Remove the saucepan from heat and whisk in the milk and egg mixture until fully incorporated.
Strain the mixture through a fine mesh strainer. Push it through using a spatula or back of a ladle into a bowl. You’ll be left with some ginger fibers and unincorporated yams. Throw this stuff away. In the bowl is super creamy pie filling.
Pour the pie filling into the cooling pie crust and return the pie to the oven which is still at 375 degrees.
You’re going to want to cover the edges of the pie crust with foil to keep them from baking further. You can also use something called a pie shield, but foil will work just fine.
Bake for 10 minutes then reduce heat to 325 degrees. Continue to bake 25 – 45 minutes longer until the center of the pie reads 175 degrees with an instant read thermometer.
Now you just have to be patient.

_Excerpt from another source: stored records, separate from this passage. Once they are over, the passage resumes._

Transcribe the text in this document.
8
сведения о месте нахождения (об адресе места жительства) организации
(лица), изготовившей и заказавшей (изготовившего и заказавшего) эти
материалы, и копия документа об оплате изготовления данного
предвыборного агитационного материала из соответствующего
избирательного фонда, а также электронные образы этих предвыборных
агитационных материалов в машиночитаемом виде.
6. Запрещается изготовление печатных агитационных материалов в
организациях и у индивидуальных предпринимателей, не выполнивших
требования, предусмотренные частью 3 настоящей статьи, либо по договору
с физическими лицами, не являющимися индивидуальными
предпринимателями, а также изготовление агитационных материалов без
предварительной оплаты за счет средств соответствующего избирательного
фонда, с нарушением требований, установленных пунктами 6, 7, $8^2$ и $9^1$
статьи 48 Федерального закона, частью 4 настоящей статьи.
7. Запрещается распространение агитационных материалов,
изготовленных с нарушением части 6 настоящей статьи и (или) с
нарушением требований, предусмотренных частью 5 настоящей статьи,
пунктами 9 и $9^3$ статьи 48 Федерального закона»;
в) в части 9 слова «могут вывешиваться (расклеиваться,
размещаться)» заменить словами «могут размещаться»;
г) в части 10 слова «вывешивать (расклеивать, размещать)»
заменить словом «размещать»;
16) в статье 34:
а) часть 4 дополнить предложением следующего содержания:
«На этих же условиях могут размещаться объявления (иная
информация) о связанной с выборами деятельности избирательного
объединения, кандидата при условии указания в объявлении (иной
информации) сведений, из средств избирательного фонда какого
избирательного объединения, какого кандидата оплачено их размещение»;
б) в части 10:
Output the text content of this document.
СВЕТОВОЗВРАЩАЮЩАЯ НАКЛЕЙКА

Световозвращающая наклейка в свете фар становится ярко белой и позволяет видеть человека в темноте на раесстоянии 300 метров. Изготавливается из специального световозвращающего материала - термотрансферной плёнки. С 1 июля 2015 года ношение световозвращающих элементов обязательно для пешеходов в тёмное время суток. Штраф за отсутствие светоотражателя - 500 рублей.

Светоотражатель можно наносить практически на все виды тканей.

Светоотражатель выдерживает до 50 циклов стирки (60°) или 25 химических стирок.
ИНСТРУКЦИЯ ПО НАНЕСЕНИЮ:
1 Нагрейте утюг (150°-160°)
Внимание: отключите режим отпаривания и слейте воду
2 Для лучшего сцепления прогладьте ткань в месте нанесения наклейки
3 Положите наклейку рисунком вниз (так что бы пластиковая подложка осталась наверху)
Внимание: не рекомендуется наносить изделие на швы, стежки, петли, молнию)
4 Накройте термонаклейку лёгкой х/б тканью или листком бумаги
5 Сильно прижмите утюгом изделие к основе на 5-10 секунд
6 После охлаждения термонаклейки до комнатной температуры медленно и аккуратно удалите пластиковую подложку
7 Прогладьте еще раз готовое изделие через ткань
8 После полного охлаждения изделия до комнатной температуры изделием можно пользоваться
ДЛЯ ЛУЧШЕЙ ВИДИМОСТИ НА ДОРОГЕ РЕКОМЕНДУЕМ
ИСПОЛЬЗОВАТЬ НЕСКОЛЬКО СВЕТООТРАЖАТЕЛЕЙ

Remove the pie from the oven and let cool to room temperature: about 2 -3 hours. Serve with slightly sweetened whipped cream.
Unless you really enjoy cooking, don’t use this recipe. It was absolutely delicious however very expensive and very time consuming to make. Halfway through making this I was longing for the days when Thanksgiving was as simple as ground turkey Sloppy Joes.